El sur de Sudán lucha contra el mayor brote de kala azar en ocho años. Para MSF la gravedad de este brote es un síntoma más de la crisis médico-humanitaria que se cierne sobre la región, caracterizada por una absoluta falta de acceso a la atención sanitaria, desnutrición crónica y brotes regulares de enfermedades prevenibles. Además, la inseguridad derivada de la violencia provoca desplazamientos de población y pone en riesgo la vida de miles de personas.

El kala azar o leishmaniasis visceral es una enfermedad tropical que es endémica en el sur de Sudán. Causada por un parásito que transmite la mosca de arena, los síntomas incluyen agrandamiento del bazo, fiebre, anemia, pérdida de peso y debilitamiento general. La enfermedad prolifera en zonas inestables, remotas y pobres donde la atención sanitaria es extremadamente limitada.

 

© MSF

Thinjin Wal con sus tres hijos, contagiados de Kala Azar. MSF responde a un brote de esta enfermedad olvidada en Malakal, estado del Alto Nilo, en Sur Sudán.

© MSF

Jane Boggini examinando un paciente. Jane lidera el equipo médico de MSF que responde a la emergencia por el brote de kala azar en Malakal.

© MSF

Moses Chol Maper nació en el estado de Lagos, Sur Sudán, y es el coordinador de la respuesta de MSF a la emergencia de kala azar desde principios de septiembre de 2010. Moses ha trabajado con la organización desde 1998.

© MSF

Una joven con kala azar recibe ayuda de un familiar. La paciente está en una de las peores fases de la enfermedad, se encuentra débil y su estado es seguido de cerca por el personal médico, pero se recupera poco a poco gracias a una transfusión. 123 pacientes fueron tratados por MSF en el hospital universitario de Malakal el mismo día en que fue tomada esta foto.

© MSF

Una de las enfermeras aplica una inyección a un joven paciente con kala azar.

© MSF

Un niño con kala azar es examinado por un médico de MSF.

© MSF

David, de 22 años, reposa sobre una cama metálica del hospital universitario de Malakal, al que MSF brinda su apoyo.

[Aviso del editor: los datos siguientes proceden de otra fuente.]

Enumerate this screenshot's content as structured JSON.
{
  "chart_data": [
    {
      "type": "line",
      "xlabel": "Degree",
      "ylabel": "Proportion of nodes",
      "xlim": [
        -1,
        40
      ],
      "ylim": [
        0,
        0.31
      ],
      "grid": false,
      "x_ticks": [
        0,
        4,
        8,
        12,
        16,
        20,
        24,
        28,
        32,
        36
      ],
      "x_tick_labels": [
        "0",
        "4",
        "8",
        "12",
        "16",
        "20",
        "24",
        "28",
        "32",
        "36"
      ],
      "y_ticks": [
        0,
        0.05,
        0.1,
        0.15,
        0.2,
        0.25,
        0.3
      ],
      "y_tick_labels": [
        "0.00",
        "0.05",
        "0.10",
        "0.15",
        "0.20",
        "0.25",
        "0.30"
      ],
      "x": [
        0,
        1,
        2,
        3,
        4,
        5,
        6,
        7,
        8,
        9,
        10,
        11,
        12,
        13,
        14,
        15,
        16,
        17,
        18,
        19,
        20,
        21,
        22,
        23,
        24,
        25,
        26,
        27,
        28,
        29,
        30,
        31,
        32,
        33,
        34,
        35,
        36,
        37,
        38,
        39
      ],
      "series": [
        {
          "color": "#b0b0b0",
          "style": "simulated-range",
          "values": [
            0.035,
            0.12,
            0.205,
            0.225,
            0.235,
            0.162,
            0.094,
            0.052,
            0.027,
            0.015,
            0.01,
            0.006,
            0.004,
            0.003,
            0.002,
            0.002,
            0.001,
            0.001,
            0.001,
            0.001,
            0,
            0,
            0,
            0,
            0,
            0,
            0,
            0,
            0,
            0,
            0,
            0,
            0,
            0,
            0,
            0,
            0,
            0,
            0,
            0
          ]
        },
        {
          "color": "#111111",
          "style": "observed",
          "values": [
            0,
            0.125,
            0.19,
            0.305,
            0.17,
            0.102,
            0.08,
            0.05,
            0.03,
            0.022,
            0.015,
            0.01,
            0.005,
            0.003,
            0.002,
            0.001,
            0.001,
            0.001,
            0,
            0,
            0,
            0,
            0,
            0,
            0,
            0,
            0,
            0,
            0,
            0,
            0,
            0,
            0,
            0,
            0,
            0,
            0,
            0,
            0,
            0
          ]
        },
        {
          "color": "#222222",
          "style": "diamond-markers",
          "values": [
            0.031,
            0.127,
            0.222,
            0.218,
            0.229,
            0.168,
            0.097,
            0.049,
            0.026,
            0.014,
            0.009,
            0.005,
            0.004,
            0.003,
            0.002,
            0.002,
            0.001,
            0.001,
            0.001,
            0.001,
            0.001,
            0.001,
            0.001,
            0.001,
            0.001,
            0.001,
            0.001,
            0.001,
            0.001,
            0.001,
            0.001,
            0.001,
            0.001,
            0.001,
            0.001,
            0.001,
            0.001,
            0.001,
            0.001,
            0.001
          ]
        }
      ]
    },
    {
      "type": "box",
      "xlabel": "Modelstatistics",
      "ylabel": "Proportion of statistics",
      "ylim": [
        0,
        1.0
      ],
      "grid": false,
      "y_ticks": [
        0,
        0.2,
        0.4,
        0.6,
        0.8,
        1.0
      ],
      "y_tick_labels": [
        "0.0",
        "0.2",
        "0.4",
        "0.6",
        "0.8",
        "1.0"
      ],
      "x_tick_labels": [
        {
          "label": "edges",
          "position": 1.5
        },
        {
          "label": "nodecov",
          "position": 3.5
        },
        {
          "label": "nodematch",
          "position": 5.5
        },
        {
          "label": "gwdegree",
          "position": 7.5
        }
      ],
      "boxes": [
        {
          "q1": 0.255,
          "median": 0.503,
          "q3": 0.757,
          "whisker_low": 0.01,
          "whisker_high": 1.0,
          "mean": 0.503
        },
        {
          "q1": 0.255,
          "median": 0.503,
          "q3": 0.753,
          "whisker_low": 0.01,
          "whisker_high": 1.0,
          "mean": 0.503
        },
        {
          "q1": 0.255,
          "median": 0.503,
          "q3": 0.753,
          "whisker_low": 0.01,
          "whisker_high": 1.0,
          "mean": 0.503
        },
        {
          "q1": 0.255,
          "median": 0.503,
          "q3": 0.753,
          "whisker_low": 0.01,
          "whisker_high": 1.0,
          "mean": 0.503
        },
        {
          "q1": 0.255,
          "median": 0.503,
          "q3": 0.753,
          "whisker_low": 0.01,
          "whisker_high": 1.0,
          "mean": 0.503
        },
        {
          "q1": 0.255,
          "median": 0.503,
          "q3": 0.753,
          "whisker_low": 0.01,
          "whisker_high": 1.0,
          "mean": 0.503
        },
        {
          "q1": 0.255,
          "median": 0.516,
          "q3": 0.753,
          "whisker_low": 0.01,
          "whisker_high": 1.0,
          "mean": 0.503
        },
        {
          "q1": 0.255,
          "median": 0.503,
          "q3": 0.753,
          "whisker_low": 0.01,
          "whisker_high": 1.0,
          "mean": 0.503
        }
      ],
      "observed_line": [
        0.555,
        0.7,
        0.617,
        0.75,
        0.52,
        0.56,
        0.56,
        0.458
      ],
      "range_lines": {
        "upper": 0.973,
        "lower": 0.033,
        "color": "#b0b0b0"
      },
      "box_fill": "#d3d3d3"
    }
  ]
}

David está muy delgado y apenas puede hablar; no puede sentarse o alimentarse por sí mismo. Peter, su hermano, se sienta a su lado en una silla y dice mientras le mira: “él era fuerte y sano, pero de repente empezó a tener fiebre y dolor de estómago. Fue entonces cuando vinimos”. El día anterior a que la foto fuera tomada, David recibió una transfusión que le salvó la vida.

© Cédric Gerbehaye / Magnum Foundation Emergency Fund / VU'

Vista de Malakal, ciudad ubicada en el estado del Alto Nilo, epicentro del brote de kala azar en Sur Sudán. Allí, MSF lleva a cabo un proyecto para tratar el creciente número de personas infectadas con la enfermedad. Hasta el final de noviembre de 2010 MSF había tratado 2.086 pacientes a lo largo de Sur Sudán, ocho veces más que durante el mismo período del año anterior.